Following the recovery of the historic medieval Val d'Aran Self-Government Institution, the Conselh Generau d'Aran, with the passing of Law 16/1990, of June 13, on 26 May 1991 won the first elections with the Aranese Coalition-Convergence and Union (CA-CiU), integrated by Aranese Democratic Convergence, of which Pilar Busquet were part, and Aranesa Democratic Union.

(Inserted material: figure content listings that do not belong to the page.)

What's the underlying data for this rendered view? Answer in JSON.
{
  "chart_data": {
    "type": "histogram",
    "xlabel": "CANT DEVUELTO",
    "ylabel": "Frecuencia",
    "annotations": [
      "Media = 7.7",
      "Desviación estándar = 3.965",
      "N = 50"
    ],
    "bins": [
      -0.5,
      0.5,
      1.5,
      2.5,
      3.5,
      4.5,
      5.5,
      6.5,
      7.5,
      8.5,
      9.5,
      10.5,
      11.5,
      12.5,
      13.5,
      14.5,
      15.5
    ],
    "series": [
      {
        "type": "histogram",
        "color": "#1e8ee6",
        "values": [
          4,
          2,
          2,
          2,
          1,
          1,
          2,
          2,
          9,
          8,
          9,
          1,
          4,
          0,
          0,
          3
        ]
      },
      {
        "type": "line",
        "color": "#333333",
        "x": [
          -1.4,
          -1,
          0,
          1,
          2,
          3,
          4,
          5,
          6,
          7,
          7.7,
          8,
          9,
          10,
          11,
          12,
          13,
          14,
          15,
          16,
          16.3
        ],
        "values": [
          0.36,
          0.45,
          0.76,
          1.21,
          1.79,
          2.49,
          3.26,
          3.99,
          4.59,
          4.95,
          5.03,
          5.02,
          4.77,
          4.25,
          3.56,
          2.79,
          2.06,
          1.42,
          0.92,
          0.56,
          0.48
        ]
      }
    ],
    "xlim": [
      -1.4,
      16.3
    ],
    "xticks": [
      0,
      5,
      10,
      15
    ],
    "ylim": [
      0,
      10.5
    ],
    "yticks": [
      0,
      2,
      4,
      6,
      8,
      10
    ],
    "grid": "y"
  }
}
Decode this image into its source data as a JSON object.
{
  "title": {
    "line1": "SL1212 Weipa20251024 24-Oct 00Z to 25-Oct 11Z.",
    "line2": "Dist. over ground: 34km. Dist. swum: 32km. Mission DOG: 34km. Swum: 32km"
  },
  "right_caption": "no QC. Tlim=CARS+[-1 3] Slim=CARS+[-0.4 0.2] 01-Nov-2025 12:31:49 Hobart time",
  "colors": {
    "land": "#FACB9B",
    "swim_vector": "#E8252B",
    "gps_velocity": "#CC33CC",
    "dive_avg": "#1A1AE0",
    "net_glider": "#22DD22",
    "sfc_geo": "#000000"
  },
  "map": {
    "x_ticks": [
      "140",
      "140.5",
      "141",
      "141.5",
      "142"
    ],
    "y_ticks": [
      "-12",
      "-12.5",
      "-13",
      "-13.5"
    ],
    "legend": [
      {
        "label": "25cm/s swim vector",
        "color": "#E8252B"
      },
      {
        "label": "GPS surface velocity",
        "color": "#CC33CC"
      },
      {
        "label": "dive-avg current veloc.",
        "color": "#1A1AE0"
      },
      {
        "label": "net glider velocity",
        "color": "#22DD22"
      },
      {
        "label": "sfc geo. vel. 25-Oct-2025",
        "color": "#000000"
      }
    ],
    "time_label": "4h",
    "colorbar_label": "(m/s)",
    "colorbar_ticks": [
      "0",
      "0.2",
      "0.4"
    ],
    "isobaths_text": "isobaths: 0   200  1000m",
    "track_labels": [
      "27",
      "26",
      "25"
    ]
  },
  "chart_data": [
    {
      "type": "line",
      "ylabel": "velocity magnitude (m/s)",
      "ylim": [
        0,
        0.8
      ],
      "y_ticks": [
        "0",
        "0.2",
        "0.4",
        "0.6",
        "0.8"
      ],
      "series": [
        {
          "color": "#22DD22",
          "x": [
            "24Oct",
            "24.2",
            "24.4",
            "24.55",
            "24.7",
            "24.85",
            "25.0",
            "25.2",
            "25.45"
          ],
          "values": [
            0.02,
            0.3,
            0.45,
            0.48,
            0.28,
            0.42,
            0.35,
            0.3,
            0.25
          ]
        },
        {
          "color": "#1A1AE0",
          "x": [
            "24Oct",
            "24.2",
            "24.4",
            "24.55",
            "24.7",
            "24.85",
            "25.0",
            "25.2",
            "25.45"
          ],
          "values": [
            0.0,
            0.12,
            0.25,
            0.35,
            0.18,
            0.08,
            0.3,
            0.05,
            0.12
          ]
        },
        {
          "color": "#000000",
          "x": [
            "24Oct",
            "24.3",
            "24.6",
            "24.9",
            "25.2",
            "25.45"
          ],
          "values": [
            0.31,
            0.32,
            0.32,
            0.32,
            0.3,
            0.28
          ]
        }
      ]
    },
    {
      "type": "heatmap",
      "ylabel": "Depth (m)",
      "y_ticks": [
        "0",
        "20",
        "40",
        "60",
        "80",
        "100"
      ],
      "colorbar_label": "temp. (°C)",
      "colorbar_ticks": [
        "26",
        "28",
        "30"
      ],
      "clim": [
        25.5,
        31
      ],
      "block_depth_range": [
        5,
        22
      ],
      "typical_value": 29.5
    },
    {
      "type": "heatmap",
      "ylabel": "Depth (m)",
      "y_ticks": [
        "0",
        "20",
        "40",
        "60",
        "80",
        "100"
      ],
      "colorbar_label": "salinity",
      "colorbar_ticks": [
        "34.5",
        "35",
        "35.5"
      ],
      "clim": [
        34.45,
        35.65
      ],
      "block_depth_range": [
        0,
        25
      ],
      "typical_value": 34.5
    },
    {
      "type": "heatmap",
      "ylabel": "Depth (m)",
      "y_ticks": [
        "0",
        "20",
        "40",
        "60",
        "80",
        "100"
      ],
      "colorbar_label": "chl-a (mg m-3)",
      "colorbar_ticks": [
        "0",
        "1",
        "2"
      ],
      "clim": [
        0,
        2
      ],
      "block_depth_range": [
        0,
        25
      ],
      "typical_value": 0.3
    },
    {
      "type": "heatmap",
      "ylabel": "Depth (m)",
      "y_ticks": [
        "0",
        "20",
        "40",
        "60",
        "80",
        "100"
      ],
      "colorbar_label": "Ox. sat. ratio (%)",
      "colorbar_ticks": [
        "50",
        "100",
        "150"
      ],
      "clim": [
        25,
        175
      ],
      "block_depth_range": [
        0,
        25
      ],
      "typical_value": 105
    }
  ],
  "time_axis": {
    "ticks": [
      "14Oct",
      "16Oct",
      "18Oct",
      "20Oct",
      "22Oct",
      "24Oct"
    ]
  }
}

She was sworn in as Síndic d'Aran on 17 June 1991 until 12 July 1993, when the coalition was broken up and her colleague Amparo Serrano Iglesias, from UDA, filed a censorship motion with the support of Unity of Aran and Pilar Busquet resigned. She was also Member of the Parliament of Catalonia representing the Province of Lleida by CiU in the 1984 and 1988 elections in Catalonia, where she became the first deputy to speak Aranese language in the chamber and worked thoroughly on the paper that elaborated and defended the bill of special regime of Val d'Aran.

==Family==
She was the mother of Jusèp Boya, Director General of Heritage of the Generalitat de Catalunya since 2016, of Quique Boya, who died in 2014, and of Mireia Boya, a member of the CUP for Lleida in the Parliament of Catalonia between 2016 and 2017 and candidate to Síndic d'Aran in 2019 elections

==Recognition==
The Government of the Generalitat of Catalonia, granted her by the hands of President Carles Puigdemont posthumously the Creu de Sant Jordi on 11 April 2017.